Dados prévios mostram resultado dentro do esperado
Enquanto não é divulgado o resultado final, a companhia antecipou na noite anterior a divulgação dos dados operacionais não-auditados do 4º trimestre de 2012, o que trouxe certo alívio ao mercado, já que boa parte dos números veio em linha com o projetado pela empresa para o ano em abril, além do fato de que ela reiterou o plano de distribuir R$ 1 bilhão em dividendos aos acionistas, em complemento ao que já foi pago em agosto passado – no relatório da Ágora, feito antes da divulgação da prévia operacional, Cataldo ressaltava os receios sobre a empresa não conseguir atingir suas metas.

Segundo os números prévios, a Oi terminou 2012 com Ebitda (lucro antes de juros, impostos, depreciação e amortização, na sigla em inglês) de R$ 8,7 bilhões, valor que se compara à meta da empresa de R$ 8,8 bilhões. A receita líquida consolidada de serviços foi de R$ 27,5 bilhões no ano passado, montante também em linha com a meta da companhia de R$ 27,3 bilhões de faturamento em serviços. A dívida líquida consolidada do grupo de telecomunicações no fim de dezembro era de R$ 25 bilhões, ante estimativa de R$ 24,9 bilhões anunciada em abril do ano passado.

Momento ainda é de cautela
Apesar dos números aparentemente positivos, a XP Investimentos recomenda cautela com os ativos OIBR4, visto que, embora os números mostrem crescimento em relação aos trimestres anteriores, eles ainda não representam o resultado definitivo, já que eles são não-auditados. 
“Apesar de vermos uma melhora nas margens, não temos informações suficientes sobre o trimestre para alterar a nossa recomendação, que se mantém neutra”, diz relatório da XP.

Isso não se restinge apenas ao mercado de ações.
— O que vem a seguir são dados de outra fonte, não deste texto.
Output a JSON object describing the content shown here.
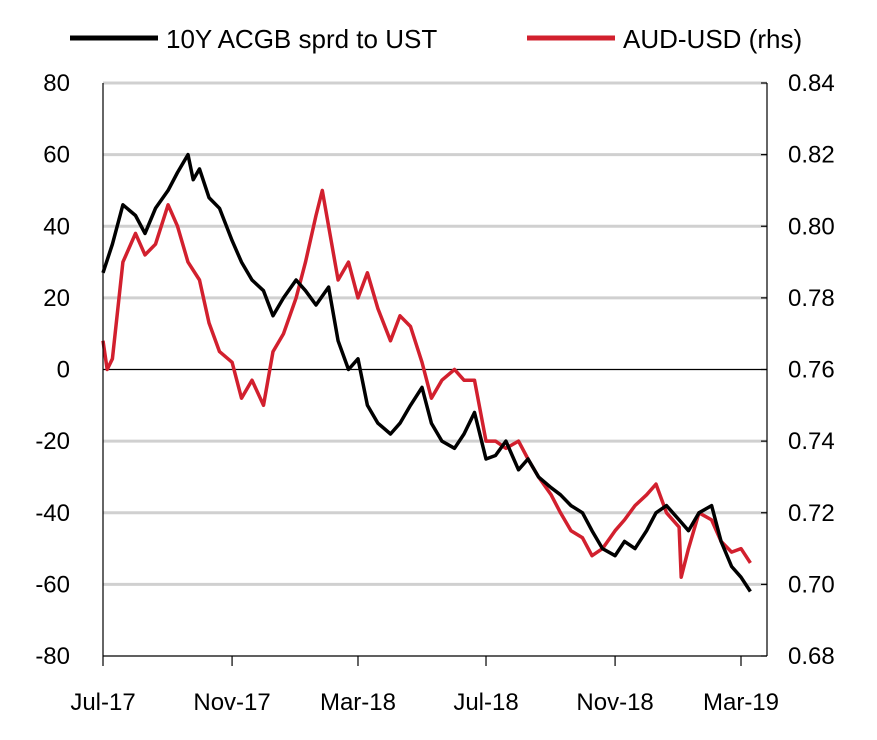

A agência de classificação de risco Moody’s afirmou que a demissão do presidente aumenta os níveis de incertezas sobre o potencial de crescimento e as mudanças de estratégia. Embora afirme que o rating da Oi não será revisado no curto prazo, a equipe de análise da agência afirmou que monitorará qualquer mudança nas estratégias e no plano de negócios da companhia que podem trazer impactos nas principais métricas de crédito – principalmente aquelas relacionadas a dividendos, investimentos e alavancagem.